A veces somos tentados por el desánimo, porque no percibimos el alcance de los planes de Dios; nos parece que siguiendo la lógica de Dios, seremos siempre perdedores y fracasados, que nunca integraremos la élite de los señores del mundo y que nunca llegaremos a conquistar el reconocimiento de aquellos que caminan a nuestro lado. La transfiguración de Jesús nos grita, desde lo alto de aquel monte: no os desaniméis, pues la lógica de Dios no conduce al fracaso, sino a la resurrección, a la vida definitiva, a la felicidad sin fin.
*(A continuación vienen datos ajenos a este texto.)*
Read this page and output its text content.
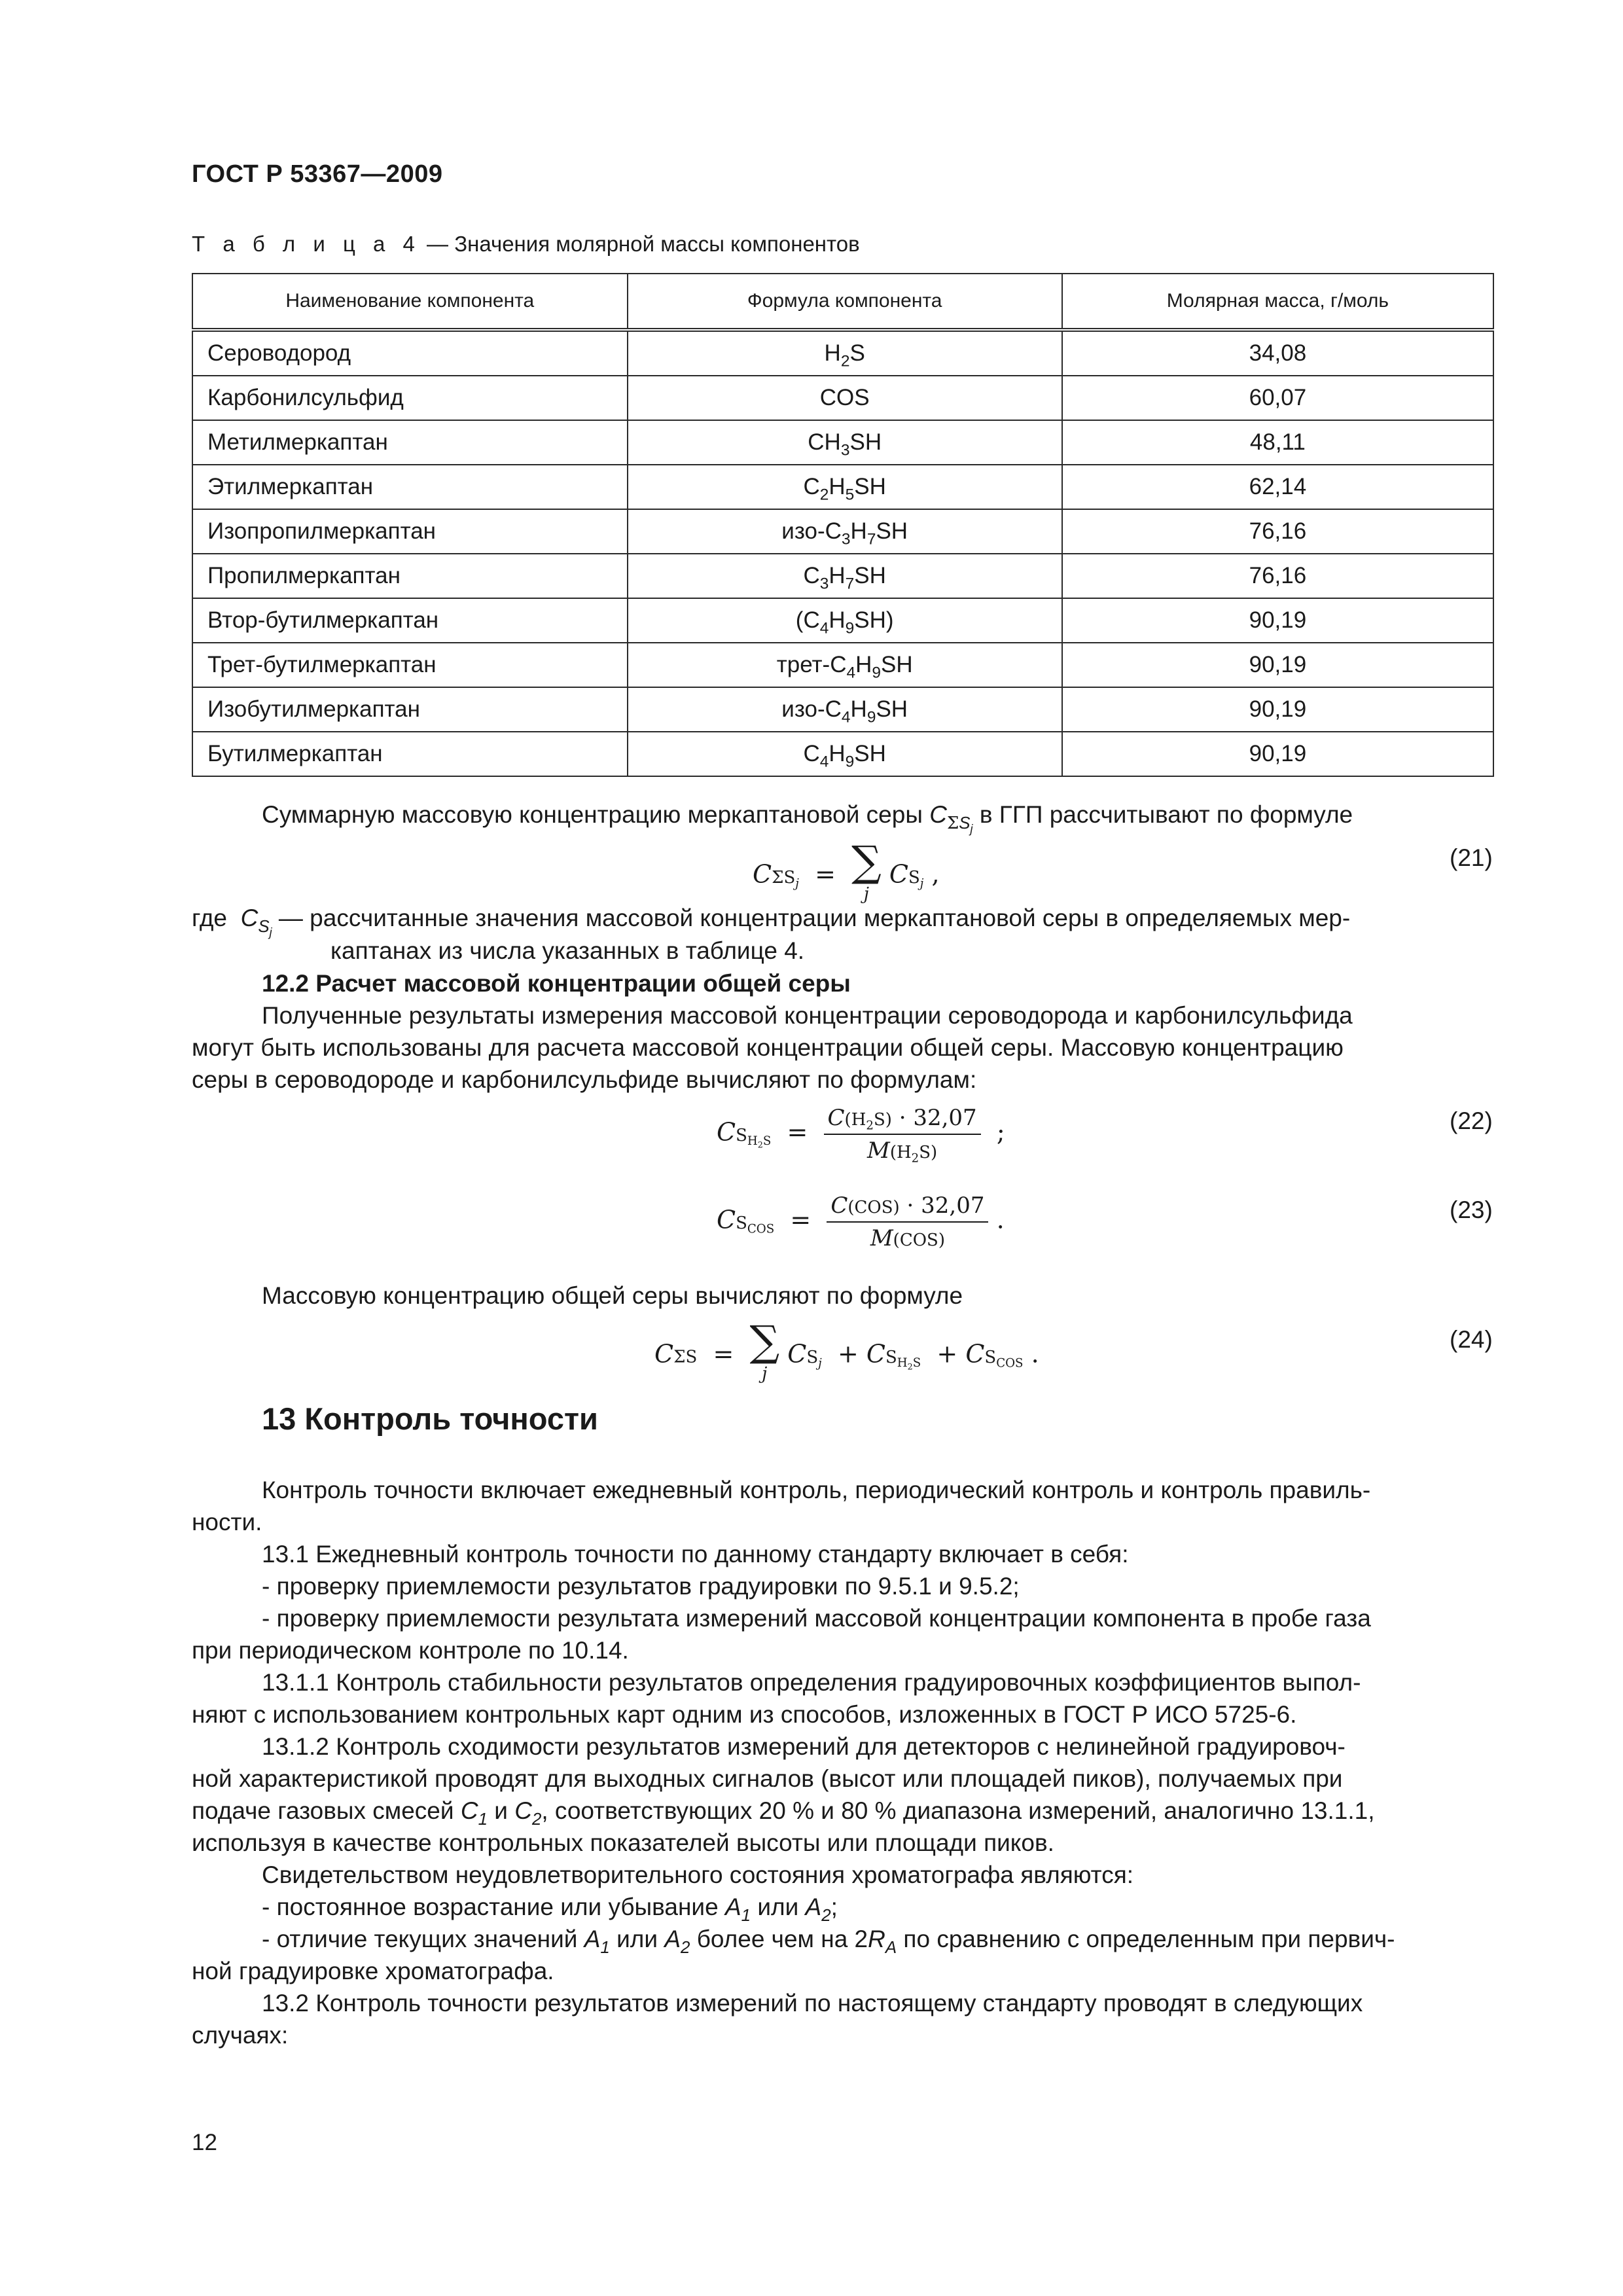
ГОСТ Р 53367—2009
Т а б л и ц а 4 — Значения молярной массы компонентов
Наименование компонента	Формула компонента	Молярная масса, г/моль
Сероводород	$H_2S$	34,08
Карбонилсульфид	COS	60,07
Метилмеркаптан	$CH_3SH$	48,11
Этилмеркаптан	$C_2H_5SH$	62,14
Изопропилмеркаптан	изо-$C_3H_7SH$	76,16
Пропилмеркаптан	$C_3H_7SH$	76,16
Втор-бутилмеркаптан	$(C_4H_9SH)$	90,19
Трет-бутилмеркаптан	трет-$C_4H_9SH$	90,19
Изобутилмеркаптан	изо-$C_4H_9SH$	90,19
Бутилмеркаптан	$C_4H_9SH$	90,19
Суммарную массовую концентрацию меркаптановой серы $C_{\Sigma S_j}$ в ГГП рассчитывают по формуле
$C\Sigma S_j$  =  ∑
$^j$ $CS_j$ ,
(21)
где $C_{S_j}$ — рассчитанные значения массовой концентрации меркаптановой серы в определяемых мер-
каптанах из числа указанных в таблице 4.
12.2 Расчет массовой концентрации общей серы
Полученные результаты измерения массовой концентрации сероводорода и карбонилсульфида
могут быть использованы для расчета массовой концентрации общей серы. Массовую концентрацию
серы в сероводороде и карбонилсульфиде вычисляют по формулам:
$CS_{H_2S} = \frac{C(H_2S) \cdot 32,07}{M(H_2S)}$ ;	(22)
$CS_{COS} = \frac{\text{C(COS) · 32,07}}{\text{M(COS)}}$ .	(23)
Массовую концентрацию общей серы вычисляют по формуле
CΣS  =  ∑
$^j$ $CS_j + CS_{H_2S} + CS_{COS}$ .	(24)
13 Контроль точности
Контроль точности включает ежедневный контроль, периодический контроль и контроль правиль-
ности.
13.1 Ежедневный контроль точности по данному стандарту включает в себя:
- проверку приемлемости результатов градуировки по 9.5.1 и 9.5.2;
- проверку приемлемости результата измерений массовой концентрации компонента в пробе газа
при периодическом контроле по 10.14.
13.1.1 Контроль стабильности результатов определения градуировочных коэффициентов выпол-
няют с использованием контрольных карт одним из способов, изложенных в ГОСТ Р ИСО 5725-6.
13.1.2 Контроль сходимости результатов измерений для детекторов с нелинейной градуировоч-
ной характеристикой проводят для выходных сигналов (высот или площадей пиков), получаемых при
подаче газовых смесей $C_1$ и $C_2$, соответствующих 20 % и 80 % диапазона измерений, аналогично 13.1.1,
используя в качестве контрольных показателей высоты или площади пиков.
Свидетельством неудовлетворительного состояния хроматографа являются:
- постоянное возрастание или убывание $A_1$ или $A_2$;
- отличие текущих значений $A_1$ или $A_2$ более чем на $2R_A$ по сравнению с определенным при первич-
ной градуировке хроматографа.
13.2 Контроль точности результатов измерений по настоящему стандарту проводят в следующих
случаях:
12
Los tres discípulos, testigos de la transfiguración, parecen no tener mucha voluntad de “descender a tierra” y enfrentarse al mundo y a los problemas de los hombres. Representan a todos aquellos que viven con los ojos puestos en el cielo, alejados de la realidad concreta del mundo, sin voluntad de intervenir para renovarlo y transformarlo. Sin embargo, ser seguidor de Jesús obliga a “bajar al mundo” para testimoniar a los hombres, incluso contracorriente, que la realización auténtica está en la donación de la vida; obliga a mezclarnos con el mundo, con sus problemas y dramas, a fin de aportar nuestra contribución para el surgimiento de un mundo más justo y más feliz. La religión no es un opio que nos adormece, sino un compromiso con Dios, que se hace compromiso de amor con el mundo y con los hombres.